F3 THRC Holdings, LP ("THRC Holdings"), a Texas limited partnership, directly holds the securities of the Issuer. THRC Management, LLC ("THRC Management"), a Texas limited liability company, as General Partner of THRC Holdings, has exclusive voting and investment control over the shares of Class A common stock held by THRC Holdings, and therefore may be deemed to beneficially own such shares. Dan Wilks, as sole manager of THRC Management, may be deemed to exercise voting and investment power over the shares of the Issuer's Class A common stock directly owned by THRC Holdings, and therefore may be deemed to beneficially own such shares. Each Reporting Person disclaims beneficial ownership of all equity securities reported herein except to the extent of their respective pecuniary interest therein, and the filing of this Form 4 shall not be construed as an admission that any such Reporting Person is the beneficial owner of any equity securities covered by this Form 4.

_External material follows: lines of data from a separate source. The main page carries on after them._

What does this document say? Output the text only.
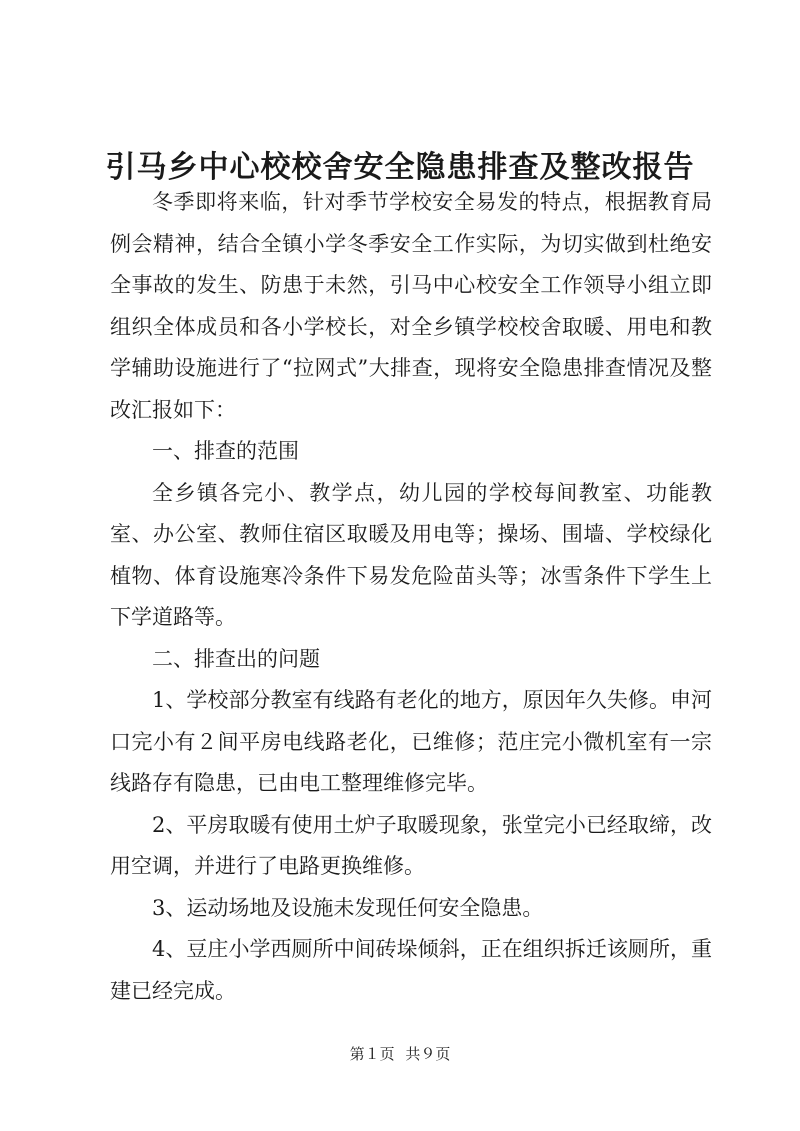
引马乡中心校校舍安全隐患排查及整改报告

冬季即将来临，针对季节学校安全易发的特点，根据教育局例会精神，结合全镇小学冬季安全工作实际，为切实做到杜绝安全事故的发生、防患于未然，引马中心校安全工作领导小组立即组织全体成员和各小学校长，对全乡镇学校校舍取暖、用电和教学辅助设施进行了“拉网式”大排查，现将安全隐患排查情况及整改汇报如下：

一、排查的范围

全乡镇各完小、教学点，幼儿园的学校每间教室、功能教室、办公室、教师住宿区取暖及用电等；操场、围墙、学校绿化植物、体育设施寒冷条件下易发危险苗头等；冰雪条件下学生上下学道路等。

二、排查出的问题

1、学校部分教室有线路有老化的地方，原因年久失修。申河口完小有２间平房电线路老化，已维修；范庄完小微机室有一宗线路存有隐患，已由电工整理维修完毕。

2、平房取暖有使用土炉子取暖现象，张堂完小已经取缔，改用空调，并进行了电路更换维修。

3、运动场地及设施未发现任何安全隐患。

4、豆庄小学西厕所中间砖垛倾斜，正在组织拆迁该厕所，重建已经完成。

第１页 共９页
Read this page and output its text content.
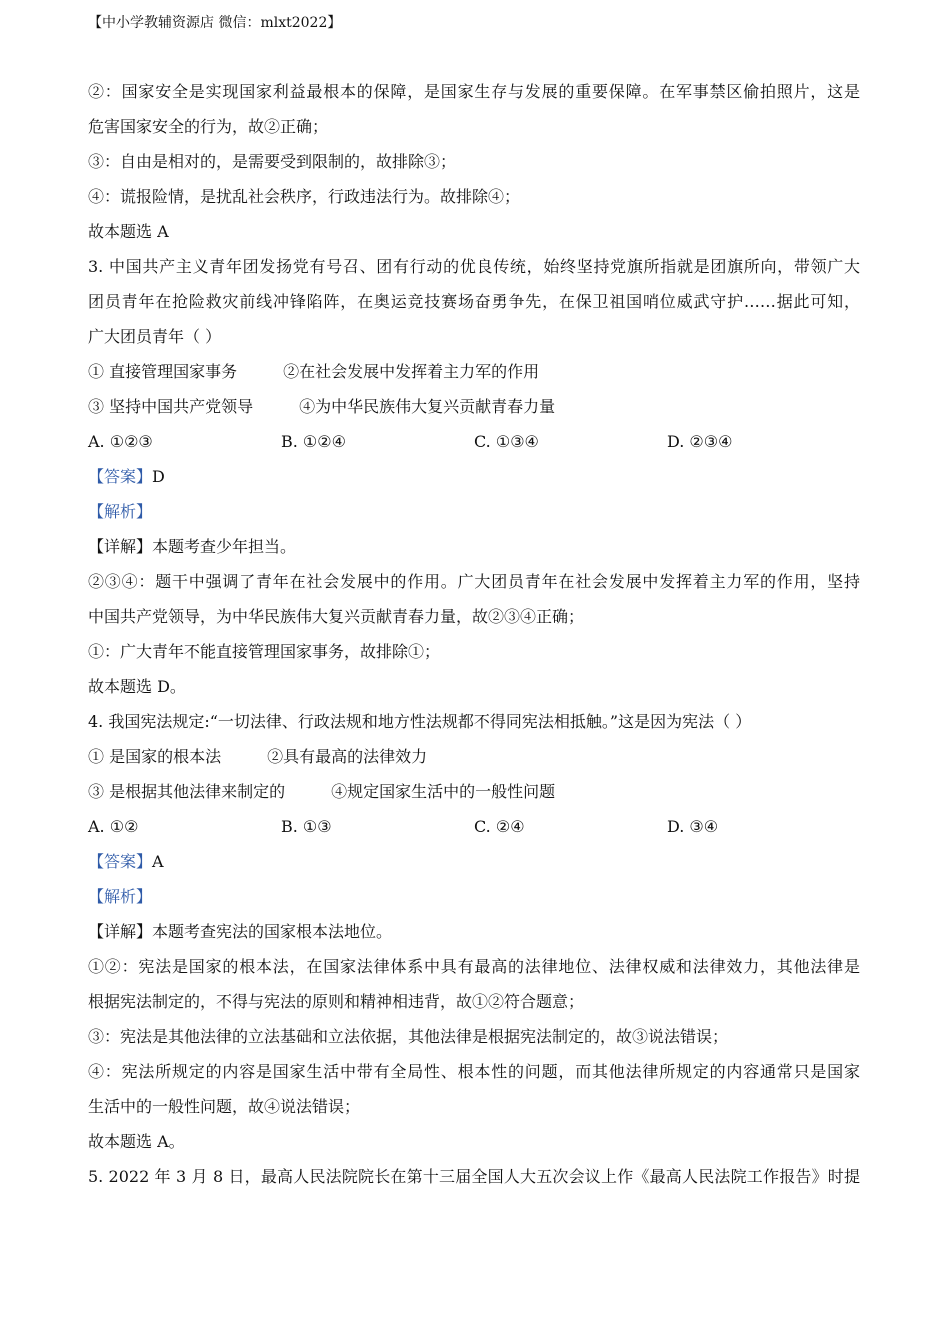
【中小学教辅资源店 微信：mlxt2022】
②：国家安全是实现国家利益最根本的保障，是国家生存与发展的重要保障。在军事禁区偷拍照片，这是
危害国家安全的行为，故②正确；
③：自由是相对的，是需要受到限制的，故排除③；
④：谎报险情，是扰乱社会秩序，行政违法行为。故排除④；
故本题选 A
3. 中国共产主义青年团发扬党有号召、团有行动的优良传统，始终坚持党旗所指就是团旗所向，带领广大
团员青年在抢险救灾前线冲锋陷阵，在奥运竞技赛场奋勇争先，在保卫祖国哨位威武守护……据此可知，
广大团员青年（ ）
① 直接管理国家事务	②在社会发展中发挥着主力军的作用
③ 坚持中国共产党领导	④为中华民族伟大复兴贡献青春力量
A. ①②③	B. ①②④	C. ①③④	D. ②③④
【答案】D
【解析】
【详解】本题考查少年担当。
②③④：题干中强调了青年在社会发展中的作用。广大团员青年在社会发展中发挥着主力军的作用，坚持
中国共产党领导，为中华民族伟大复兴贡献青春力量，故②③④正确；
①：广大青年不能直接管理国家事务，故排除①；
故本题选 D。
4. 我国宪法规定:“一切法律、行政法规和地方性法规都不得同宪法相抵触。”这是因为宪法（ ）
① 是国家的根本法	②具有最高的法律效力
③ 是根据其他法律来制定的	④规定国家生活中的一般性问题
A. ①②	B. ①③	C. ②④	D. ③④
【答案】A
【解析】
【详解】本题考查宪法的国家根本法地位。
①②：宪法是国家的根本法，在国家法律体系中具有最高的法律地位、法律权威和法律效力，其他法律是
根据宪法制定的，不得与宪法的原则和精神相违背，故①②符合题意；
③：宪法是其他法律的立法基础和立法依据，其他法律是根据宪法制定的，故③说法错误；
④：宪法所规定的内容是国家生活中带有全局性、根本性的问题，而其他法律所规定的内容通常只是国家
生活中的一般性问题，故④说法错误；
故本题选 A。
5. 2022 年 3 月 8 日，最高人民法院院长在第十三届全国人大五次会议上作《最高人民法院工作报告》时提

F4 Pursuant to the Merger Agreement, on the Effective Date each issued and outstanding USWS Series A Warrant was canceled and converted into the right to receive a warrant to purchase a number of shares of the Issuer's Class A common stock equal to (i) the number of shares of USWS Common Stock underlying the USWS Series A Warrant, multiplied by (ii) 0.3366.

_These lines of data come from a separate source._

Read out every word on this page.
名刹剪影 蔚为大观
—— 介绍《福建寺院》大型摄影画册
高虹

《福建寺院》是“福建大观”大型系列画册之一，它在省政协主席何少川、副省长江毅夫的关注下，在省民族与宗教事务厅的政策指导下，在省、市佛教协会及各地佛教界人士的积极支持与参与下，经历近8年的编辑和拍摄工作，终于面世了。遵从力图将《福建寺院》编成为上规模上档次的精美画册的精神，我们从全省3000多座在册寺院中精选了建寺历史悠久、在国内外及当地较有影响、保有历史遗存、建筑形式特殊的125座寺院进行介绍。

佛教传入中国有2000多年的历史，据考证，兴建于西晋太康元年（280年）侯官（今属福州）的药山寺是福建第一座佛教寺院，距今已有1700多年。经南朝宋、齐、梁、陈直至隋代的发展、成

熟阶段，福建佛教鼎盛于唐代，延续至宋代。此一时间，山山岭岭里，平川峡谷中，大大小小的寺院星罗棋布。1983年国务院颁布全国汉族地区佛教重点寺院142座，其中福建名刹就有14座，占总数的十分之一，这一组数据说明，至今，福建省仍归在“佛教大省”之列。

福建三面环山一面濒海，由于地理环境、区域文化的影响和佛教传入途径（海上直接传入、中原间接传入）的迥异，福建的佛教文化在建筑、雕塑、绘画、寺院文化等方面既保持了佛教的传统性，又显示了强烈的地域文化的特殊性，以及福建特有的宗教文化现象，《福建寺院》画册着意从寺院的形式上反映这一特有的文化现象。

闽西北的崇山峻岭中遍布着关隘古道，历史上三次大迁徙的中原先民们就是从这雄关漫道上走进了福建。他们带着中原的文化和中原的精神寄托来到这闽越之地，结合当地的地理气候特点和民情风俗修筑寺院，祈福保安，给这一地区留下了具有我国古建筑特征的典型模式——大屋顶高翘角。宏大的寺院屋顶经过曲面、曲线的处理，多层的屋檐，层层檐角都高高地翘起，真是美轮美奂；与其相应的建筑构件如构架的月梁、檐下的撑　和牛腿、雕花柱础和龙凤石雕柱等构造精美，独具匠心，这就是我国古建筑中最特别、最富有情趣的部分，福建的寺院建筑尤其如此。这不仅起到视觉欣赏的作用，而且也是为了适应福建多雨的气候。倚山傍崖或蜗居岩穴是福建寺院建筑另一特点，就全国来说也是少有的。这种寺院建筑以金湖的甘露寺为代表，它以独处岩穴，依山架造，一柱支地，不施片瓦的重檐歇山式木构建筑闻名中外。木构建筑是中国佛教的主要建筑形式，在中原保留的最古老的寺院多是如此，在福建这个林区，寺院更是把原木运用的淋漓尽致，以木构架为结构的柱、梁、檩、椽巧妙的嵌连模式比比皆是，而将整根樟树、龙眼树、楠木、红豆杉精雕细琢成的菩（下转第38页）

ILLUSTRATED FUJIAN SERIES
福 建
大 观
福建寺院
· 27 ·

F5 Received in exchange for 2,666,669 USWS Series A Warrants pursuant to the Merger Agreement.

Remarks:

The Reporting Person is amending the Form 4 filed on November 3, 2022 (the "Form 4") to (i) add a line item reporting the 42,744 warrants to purchase shares of the Issuer's Class A common stock issued to the Reporting Person pursuant to the Merger Agreement, the underlying shares of which were inadvertently reported in the Form 4 as being directly owned by the Reporting Person, and (ii) correct the number of shares reported as being directly owned by the Reporting Person by (a) subtracting the 42,744 shares underlying the aforementioned warrants, (b) adding an additional 282 shares of the Issuer's Class A common stock received in exchange for shares of USWS Common Stock pursuant to the Merger Agreement, which were inadvertently omitted from the Form 4, and (c) adding 399 shares of the Issuer's Class A common stock that were inadvertently omitted from the Form 4.